As for myself, I have several paradoxes that I'm a fan of.
Schrodinger's Cat:
A cat, along with a flask containing a poison and a radioactive source, is placed in a sealed box shielded against environmentally induced quantum decoherence. If an internal Geiger counter detects radiation, the flask is shattered, releasing the poison that kills the cat. The Copenhagen interpretation of quantum mechanics implies that after a while, the cat is simultaneously alive and dead. Yet, when we look in the box, we see the cat either alive or dead, not both alive and dead.
Maxwell's Demon:
Imagine a container divided into two parts, A and B. Both parts are filled with the same gas at equal temperatures and placed next to each other. Observing the molecules on both sides, an imaginary demon guards a trapdoor between the two parts. When a faster-than-average molecule from A flies towards the trapdoor, the demon opens it, and the molecule will fly from A to B. The average speed of the molecules in B will have increased while in A they will have slowed down on average. Since average molecular speed corresponds to temperature, the temperature decreases in A and increases in B, contrary to the second law of thermodynamics.

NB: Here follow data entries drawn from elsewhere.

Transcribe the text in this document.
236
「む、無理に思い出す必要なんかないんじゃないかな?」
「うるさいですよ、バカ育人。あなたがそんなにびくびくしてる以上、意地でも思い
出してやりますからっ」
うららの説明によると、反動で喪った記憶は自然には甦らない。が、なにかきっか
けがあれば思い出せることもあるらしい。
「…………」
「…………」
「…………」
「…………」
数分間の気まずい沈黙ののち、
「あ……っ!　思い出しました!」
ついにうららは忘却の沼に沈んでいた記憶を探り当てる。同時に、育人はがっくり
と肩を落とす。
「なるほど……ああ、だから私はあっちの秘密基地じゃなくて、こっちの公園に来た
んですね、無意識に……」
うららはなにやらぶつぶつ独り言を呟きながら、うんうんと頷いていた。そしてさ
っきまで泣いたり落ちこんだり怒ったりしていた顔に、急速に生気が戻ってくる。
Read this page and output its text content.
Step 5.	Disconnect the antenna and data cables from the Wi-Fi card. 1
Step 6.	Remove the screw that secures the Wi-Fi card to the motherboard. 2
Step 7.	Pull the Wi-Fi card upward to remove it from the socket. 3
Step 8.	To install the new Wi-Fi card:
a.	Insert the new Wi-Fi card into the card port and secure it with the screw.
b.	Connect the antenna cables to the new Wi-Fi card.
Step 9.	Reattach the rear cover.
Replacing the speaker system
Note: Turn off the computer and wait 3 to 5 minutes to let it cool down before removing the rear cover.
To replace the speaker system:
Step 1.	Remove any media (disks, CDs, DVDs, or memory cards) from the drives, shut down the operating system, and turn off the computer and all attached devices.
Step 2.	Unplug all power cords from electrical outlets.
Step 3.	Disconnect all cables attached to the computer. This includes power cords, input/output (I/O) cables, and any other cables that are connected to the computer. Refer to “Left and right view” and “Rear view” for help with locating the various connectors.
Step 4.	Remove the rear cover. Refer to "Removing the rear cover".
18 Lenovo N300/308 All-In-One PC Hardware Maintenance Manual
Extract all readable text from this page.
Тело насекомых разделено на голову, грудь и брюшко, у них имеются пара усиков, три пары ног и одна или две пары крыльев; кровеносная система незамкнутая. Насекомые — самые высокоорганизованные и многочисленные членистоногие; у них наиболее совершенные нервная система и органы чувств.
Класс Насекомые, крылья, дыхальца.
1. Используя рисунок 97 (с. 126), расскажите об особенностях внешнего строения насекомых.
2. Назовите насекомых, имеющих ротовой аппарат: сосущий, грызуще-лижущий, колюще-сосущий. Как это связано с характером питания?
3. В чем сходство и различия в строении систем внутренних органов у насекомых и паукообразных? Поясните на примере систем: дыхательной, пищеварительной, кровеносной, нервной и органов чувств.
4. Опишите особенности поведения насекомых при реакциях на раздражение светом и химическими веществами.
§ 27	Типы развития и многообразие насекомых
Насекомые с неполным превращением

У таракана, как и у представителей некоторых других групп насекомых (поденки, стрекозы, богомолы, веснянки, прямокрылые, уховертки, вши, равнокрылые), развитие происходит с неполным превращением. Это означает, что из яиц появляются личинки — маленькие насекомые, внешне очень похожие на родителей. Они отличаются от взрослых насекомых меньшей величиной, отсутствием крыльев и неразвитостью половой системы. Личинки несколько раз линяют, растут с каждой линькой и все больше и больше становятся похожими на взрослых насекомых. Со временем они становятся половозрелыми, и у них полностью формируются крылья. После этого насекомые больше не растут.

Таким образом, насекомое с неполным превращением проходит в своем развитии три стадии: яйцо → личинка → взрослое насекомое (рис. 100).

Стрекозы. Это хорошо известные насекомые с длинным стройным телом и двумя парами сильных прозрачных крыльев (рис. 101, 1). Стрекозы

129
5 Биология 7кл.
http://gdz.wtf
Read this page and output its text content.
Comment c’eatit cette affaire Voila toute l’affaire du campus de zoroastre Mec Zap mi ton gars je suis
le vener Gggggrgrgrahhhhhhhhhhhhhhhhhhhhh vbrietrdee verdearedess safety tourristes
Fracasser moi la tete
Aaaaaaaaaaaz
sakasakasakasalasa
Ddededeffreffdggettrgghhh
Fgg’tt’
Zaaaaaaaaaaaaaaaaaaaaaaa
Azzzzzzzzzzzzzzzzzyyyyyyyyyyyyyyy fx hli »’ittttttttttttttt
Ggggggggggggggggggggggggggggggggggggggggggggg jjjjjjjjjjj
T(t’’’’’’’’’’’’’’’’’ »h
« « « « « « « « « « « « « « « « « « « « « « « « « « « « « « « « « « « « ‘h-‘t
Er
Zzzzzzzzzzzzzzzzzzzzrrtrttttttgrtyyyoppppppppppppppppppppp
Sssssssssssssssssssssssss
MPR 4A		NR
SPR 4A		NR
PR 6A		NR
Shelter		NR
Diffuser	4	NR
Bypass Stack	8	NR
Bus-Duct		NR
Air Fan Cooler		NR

The Monty Hall Problem (my personal favorite, though it's technically not a paradox since it's a conditional probability problem with a solution, but thinking about the solution itself is counter-intuitive so it SEEMS like a paradox):
Suppose you're on a game show, and you're given the choice of three doors: Behind one door is a car; behind the others, goats. You pick a door, say No. 1, and the host, who knows what's behind the doors, opens another door, say No. 3, which has a goat. He then says to you, "Do you want to pick door No. 2?" Is it to your advantage to switch your choice?
Answer to above problem is that, statistically speaking, you should ALWAYS switch because your probability of winning increases from 1/3 to 2/3.
Bankai231
05-10-2010, 06:26 PM
Thought of the Grandfather PAradox so many times its unbelievable.